Embracing Mother Nature
These days, a lot of hospital maternity units call themselves birth centers, adding homey touches such as curtains and framed pictures to regular hospital rooms. But decor is only a small part of what separates a birth center from a hospital ward.
Some centers are, quite literally, not connected to a hospital at all. Their goal is to offer you an environment with all of the comforts of home -- a regular bed, soft lighting, privacy -- where you can give birth in whatever way works best for you. Most have cozy birthing rooms, kitchens, family areas, and whirlpool baths where laboring women and their families can relax.
But what truly sets birth centers apart is the philosophy of care. They're run by midwives, who believe that birth is a normal, natural event, and that women's bodies are perfectly equipped to handle childbirth. This philosophy also supports natural childbirth. Narcotic pain relief is an option, but an epidural isn't. If you need one, you must transfer to a nearby hospital.
This approach definitely appealed to me. My first birth was a maze of medical interventions; it took two weeks to recover from that one day of labor.
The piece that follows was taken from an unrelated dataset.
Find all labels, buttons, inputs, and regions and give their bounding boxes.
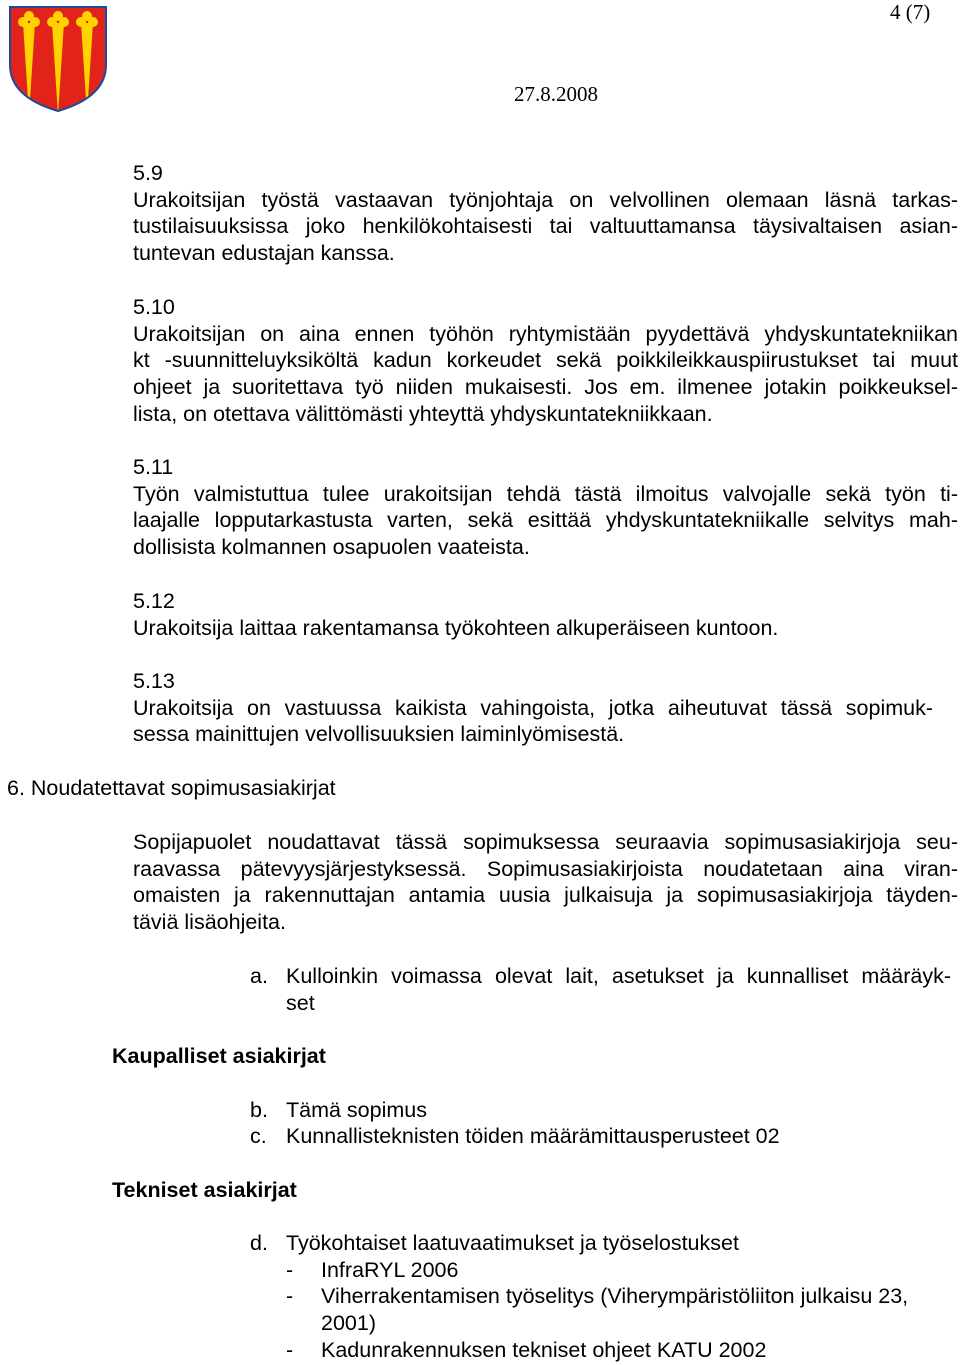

My second was a big improvement -- only a little narcotic pain relief -- but it was still in a hospital. As a third-time mom, I knew I needed emotional help and reassurance, not drugs, to navigate the choppy waters of childbirth. And as a registered nurse, I understood the birth process, as well as the benefits and drawbacks of using such a center.
The new center sounded ideal, except for the fact that it was an hour's drive from our home. I e-mailed for information anyway, and I'm glad that I did.